Changing Communities – ReStore St Helens: The money was used for staff support at the ReStore shop in Sutton which sees volunteers upcycle donated/unwanted furniture which is then sold to the general public. The Project Manager at ReStore Julie Waring said: “Our project is preventing valuable and reusable materials from being wasted, while at the same time giving local people practical work skills. I’m absolutely thrilled with the success of the shop, the amount of furniture being rescued and the ongoing support of the community.”
Global Feedback Ltd – Your Food Needs You was a programme of quirky, high-profile food-waste-busting events, pop-up ‘Food Labs’ and urban harvesting days which helped bring Merseyside communities together to learn about, appreciate and enjoy food, and simultaneously reduce waste. Lucy Antal of Alchemic Kitchen said: “At the heart of ‘Your Food Needs YOU!’ is an environmental message about the value of food and the environmental and climate impacts of wasting it. In addition to reducing food waste, we anticipate that participants will be more aware of wider links between what we eat and climate change/biodiversity loss, such as reducing how much meat we eat.”
Groundwork – Let’s Speke About Food was a programme of practical cookery sessions, a set of six recipes using leftovers, and home composting workshops in South Liverpool which helped minimise household waste associated with food. Groundwork Project Manager Brendan Cassin said: “Learning to cook gives people control over what they’re eating. By using step-by-step recipes householders will be able to cook low cost, healthy meals from scratch. It’s good for them as we are pushing healthy eating messages, and it’s good for the environment.”

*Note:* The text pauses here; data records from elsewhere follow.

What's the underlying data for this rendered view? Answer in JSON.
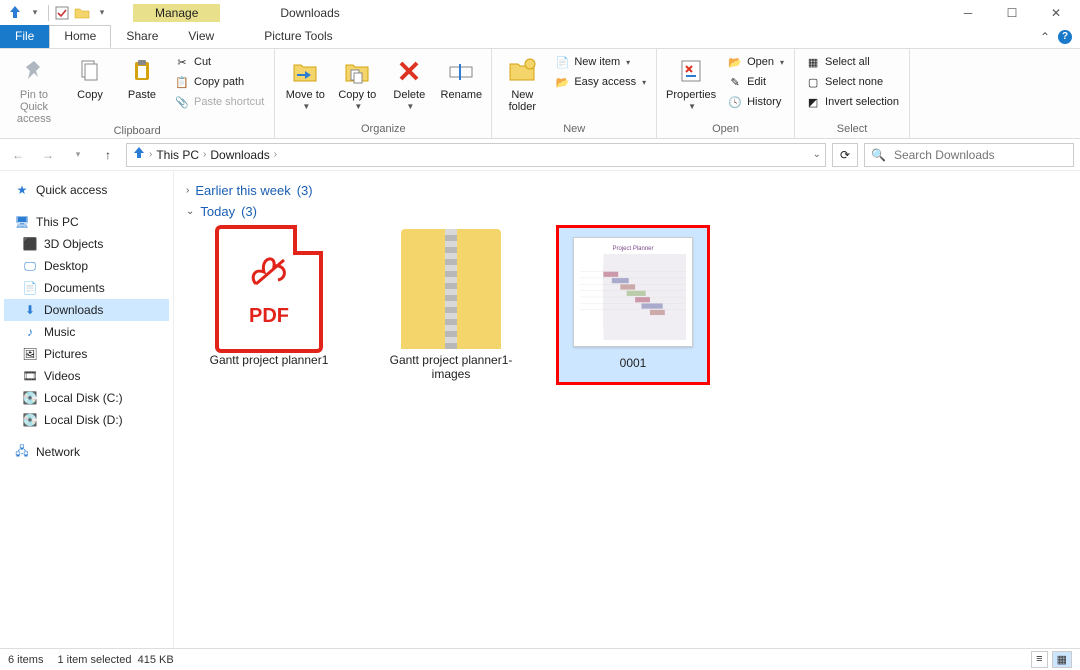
{
  "title": "Downloads",
  "context_tab": "Manage",
  "context_sub": "Picture Tools",
  "tabs": {
    "file": "File",
    "home": "Home",
    "share": "Share",
    "view": "View"
  },
  "ribbon": {
    "clipboard": {
      "label": "Clipboard",
      "pin": "Pin to Quick access",
      "copy": "Copy",
      "paste": "Paste",
      "cut": "Cut",
      "copy_path": "Copy path",
      "paste_shortcut": "Paste shortcut"
    },
    "organize": {
      "label": "Organize",
      "move": "Move to",
      "copy": "Copy to",
      "delete": "Delete",
      "rename": "Rename"
    },
    "new": {
      "label": "New",
      "new_folder": "New folder",
      "new_item": "New item",
      "easy_access": "Easy access"
    },
    "open": {
      "label": "Open",
      "properties": "Properties",
      "open": "Open",
      "edit": "Edit",
      "history": "History"
    },
    "select": {
      "label": "Select",
      "select_all": "Select all",
      "select_none": "Select none",
      "invert": "Invert selection"
    }
  },
  "breadcrumb": {
    "seg1": "This PC",
    "seg2": "Downloads"
  },
  "search_placeholder": "Search Downloads",
  "sidebar": {
    "quick": "Quick access",
    "thispc": "This PC",
    "items": [
      "3D Objects",
      "Desktop",
      "Documents",
      "Downloads",
      "Music",
      "Pictures",
      "Videos",
      "Local Disk (C:)",
      "Local Disk (D:)"
    ],
    "network": "Network"
  },
  "groups": {
    "earlier": {
      "label": "Earlier this week",
      "count": "(3)"
    },
    "today": {
      "label": "Today",
      "count": "(3)"
    }
  },
  "files": {
    "pdf_name": "Gantt project planner1",
    "pdf_label": "PDF",
    "zip_name": "Gantt project planner1-images",
    "img_name": "0001"
  },
  "status": {
    "count": "6 items",
    "selected": "1 item selected",
    "size": "415 KB"
  }
}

Liverpool World Centre – the 10 Tonne Clothing Challenge helped reduce the amount of textiles going to waste by raising awareness of textile consumption and waste; enlisting schools in the 10 Tonne Challenge to recycle textiles; engaging nine schools champions to learn about the textile journey of an individual garment, and created innovative case studies for how to reduce, reuse and recycle. Pablo Guidi, Director at Liverpool World Centre, said: “The whole project will connect children and adults to environmental issues. The educational activities will highlight the life cycle of textiles, including the production and disposal of clothing, delivered through teacher training, assemblies and student workshops.”
Regenerus – The Big Community Glean Up: a project which looked to stop food waste and to ensure good food gets into the hands of those who need it the most. Volunteers were shown how to successfully forage for the food at farms, as well as community gardens and public spaces, then learn about the different ways to preserve and cook the produce at food workshops. Ruth Livesey, Business Development Manager at Regenerus, said: “We have gleaned cabbage, cauliflowers, winter veg, onions and pumpkins – the end result has been the same – the fresh produce we glean is distributed to local residents with the help of South Sefton Foodbank and community organisations back in Bootle where it is eaten and enjoyed.”